Subject: Re: performance impact of branch prediction?
To: None <tech-kern@NetBSD.org>
From: Ignatios Souvatzis <ignatios@cs.uni-bonn.de>
List: tech-kern
Date: 04/21/2006 17:12:14
On Fri, Apr 21, 2006 at 03:57:55PM +0200, Hubert Feyrer wrote:
> 
> Branch prediction is used in many parts throught the kernel, e.g.
> 
> subr_pool.c:    if (__predict_false((pc->pc_pool->pr_flags & PR_WANTED) != 
> 0)) {
> subr_pool.c-            goto destruct;
> subr_pool.c-    }
> 
> Does anyone know the performance impact of this prediction?
> Were any kind of measurements done? What were the results?

I don't know benchmarks. actually: yes, one, and it's not a typical 
application.

In theory, a cpu can have conditional branches that are faster not-taken
than taken. Especially for deeply pipelined modern CPUs, also the other
way round.

Some do dynamic branch prediction based on history (Motorola 68060).

Some can have either dynamic or compiler-hinted prediction (PowerPC family).

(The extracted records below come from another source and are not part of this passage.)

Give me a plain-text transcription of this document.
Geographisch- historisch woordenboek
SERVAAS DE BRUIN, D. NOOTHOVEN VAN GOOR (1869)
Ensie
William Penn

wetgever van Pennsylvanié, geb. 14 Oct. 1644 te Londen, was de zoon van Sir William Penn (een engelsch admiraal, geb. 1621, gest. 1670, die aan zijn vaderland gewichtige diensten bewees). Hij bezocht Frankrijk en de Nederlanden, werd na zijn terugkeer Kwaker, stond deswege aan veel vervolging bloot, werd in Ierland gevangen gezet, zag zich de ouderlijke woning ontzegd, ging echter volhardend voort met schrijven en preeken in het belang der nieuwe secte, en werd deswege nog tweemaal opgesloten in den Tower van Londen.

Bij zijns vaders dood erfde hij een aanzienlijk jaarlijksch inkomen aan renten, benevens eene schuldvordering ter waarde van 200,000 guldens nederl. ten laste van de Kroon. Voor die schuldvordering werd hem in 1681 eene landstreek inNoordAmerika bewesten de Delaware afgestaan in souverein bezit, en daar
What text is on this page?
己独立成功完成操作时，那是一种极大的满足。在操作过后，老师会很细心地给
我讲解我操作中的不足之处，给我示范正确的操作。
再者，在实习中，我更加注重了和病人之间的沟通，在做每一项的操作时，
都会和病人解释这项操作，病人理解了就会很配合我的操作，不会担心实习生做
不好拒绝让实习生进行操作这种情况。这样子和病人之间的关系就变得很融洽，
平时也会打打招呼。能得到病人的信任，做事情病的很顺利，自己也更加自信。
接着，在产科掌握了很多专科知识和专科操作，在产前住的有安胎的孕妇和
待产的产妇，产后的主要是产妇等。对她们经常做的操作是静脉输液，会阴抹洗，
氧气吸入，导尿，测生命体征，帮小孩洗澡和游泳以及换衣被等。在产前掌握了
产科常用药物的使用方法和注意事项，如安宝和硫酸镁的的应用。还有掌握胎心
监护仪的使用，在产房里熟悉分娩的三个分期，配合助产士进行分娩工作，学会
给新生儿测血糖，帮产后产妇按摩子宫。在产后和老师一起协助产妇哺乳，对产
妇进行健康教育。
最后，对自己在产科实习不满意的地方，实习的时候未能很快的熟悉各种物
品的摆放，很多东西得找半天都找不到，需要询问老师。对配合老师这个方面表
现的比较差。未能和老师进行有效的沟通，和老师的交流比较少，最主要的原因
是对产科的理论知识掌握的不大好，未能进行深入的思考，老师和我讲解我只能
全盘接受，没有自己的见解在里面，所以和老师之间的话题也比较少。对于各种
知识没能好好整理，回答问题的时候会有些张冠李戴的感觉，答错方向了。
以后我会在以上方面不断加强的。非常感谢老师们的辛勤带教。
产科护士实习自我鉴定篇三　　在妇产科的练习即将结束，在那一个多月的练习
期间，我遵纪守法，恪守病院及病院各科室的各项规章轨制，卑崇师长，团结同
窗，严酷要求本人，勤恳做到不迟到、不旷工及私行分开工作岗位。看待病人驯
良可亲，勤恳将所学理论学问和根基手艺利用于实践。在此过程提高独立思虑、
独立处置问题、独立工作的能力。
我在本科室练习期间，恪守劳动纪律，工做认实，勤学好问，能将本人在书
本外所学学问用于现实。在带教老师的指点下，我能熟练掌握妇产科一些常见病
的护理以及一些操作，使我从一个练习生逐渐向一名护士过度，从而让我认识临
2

For the latter, the compiler has to tell the assembler which sort of
branch to generate, in case it's executed on a CPU that doesn't do 
dynamic prediction. AFAIK, the constructs you mention might hint to the
compiler what to do.

As for the benchmark: I wrote (well, mostly copied from hp300) the 
kernel delay loop, and did some timing tests to savely guess the initial
timing parameter until the kernel calibrates itself. It turns out that for

1:	subl	%d0,%d1
	bcc	1b

the 68060 needs only one clock per loop iteration - that is
the branch executes in zero time. Just what Motorolas mark^Wtechnical
documentation promised.

As long as there is at least an intervening instruction in between
branches, I expect this to happen also on PowerPC with dynamically
predicted branches in tight loops, or with statically (and correctly)
predicted branches; should also happen on other pipelined CPUs with
similar branch prediciton engines.

	-is